What Is a Proxy Server?

Last Updated On October 27, 2021

You might be using a proxy server at your office, university, or on a Virtual Private Network (VPN). Server that sits between a client application, such as a Web browser, and a real server can be known as a proxy server. It acts as a gateway between you and the internet. Moreover it is a intermediary server separating end users from the websites they browse. Proxy intercepts all requests to check whether it can fulfill the request itself. If it can’t requests are forwarded to areal server.

What’s a Proxy Server?

A proxy server creates a gateway between you and the internet. It’s an intermediary server that sits between end users and the websites they browse. When users make requests to web sites and services on the Internet, the proxy server intercepts those requests and then communicates with web servers on behalf of those users, by acting as a middleman.

Purpose of a Proxy Server

Improve Performance

In proxy servers there is a mechanism of saving results of all requests for a certain time. Therefore proxies dramatically improve the performance of user that connected to it. As an example consider a situation where user X reading a Medium article through a proxy server. And after some times another user Y is also going to read the same medium article through the same proxy server. Instead of forwarding request of user Y to the server, which is a time consuming operation, proxy server returns the previously fetched page for user X.

Filter Requests

Filtering user requests can be achieved via proxy servers. Think that your university wants to prevent downloading torrents using the Wi-fi network of the university. So achieve this requirement network administrators can filter the requests that are related to torrent sites.

Types of proxy servers

You know that all proxies help you access websites. But you might not heard about proxies can be categorized according to the way that they behave in operation. A proxy can be categorized into one of four:

  • Transparent proxy. Although this is a proxy server it tells websites that it is a proxy server and it will pass along your IP address anyway.
  • Anonymous proxy. Here it identifies itself as a proxy, but it won’t pass your IP address to the website.
  • Distorting proxy. It passes along an incorrect IP address for you, while identifying itself as a proxy.
  • High Anonymity proxy. The proxy and your IP address stay a secret. Here proxy provides a random IP address that is not your’s to the website that you connect.

Why you might want to use a proxy.

Here are the situations where you can use a proxy server.

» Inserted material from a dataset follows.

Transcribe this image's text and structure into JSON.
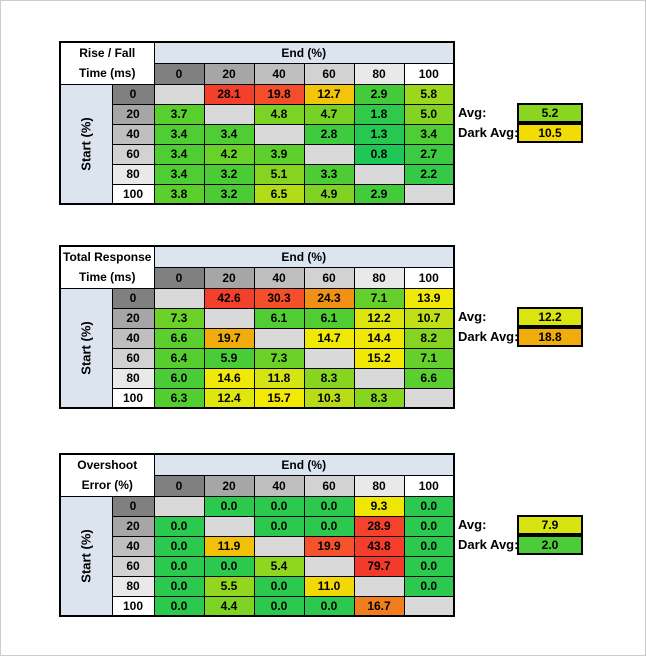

  • Your university or school blocks access to certain websites and a student wants to access that.
  • Your government blocks social medias or websites and you need to bypass the restrictions.
  • You want to search something online that interests you. but if you think that there is a risk , they might be traced back to your IP address and your location.
  • You might want to post comments on a websites, but you do not want your expose your IP address to those websites.

What is a reverse proxy?

A reverse proxy is a server that sits in front of web servers and forwards client (e.g. web browser) requests to those web servers. Reverse proxies are typically implemented to help increase security, performance, and reliability. The difference between a normal proxy and reverse proxy is, where normal proxy sits in front of the clients and in reverse proxy, when users send requests to the origin server of a website, those requests are intercepted before reaching the origin server by the reverse proxy server. Then it send requests to origin server and receive the responses.

You can find lots of proxy servers easily for free, but remember you might have to face risks with any free service. Typically these free proxies may not be as safe or secure as you hope it would be.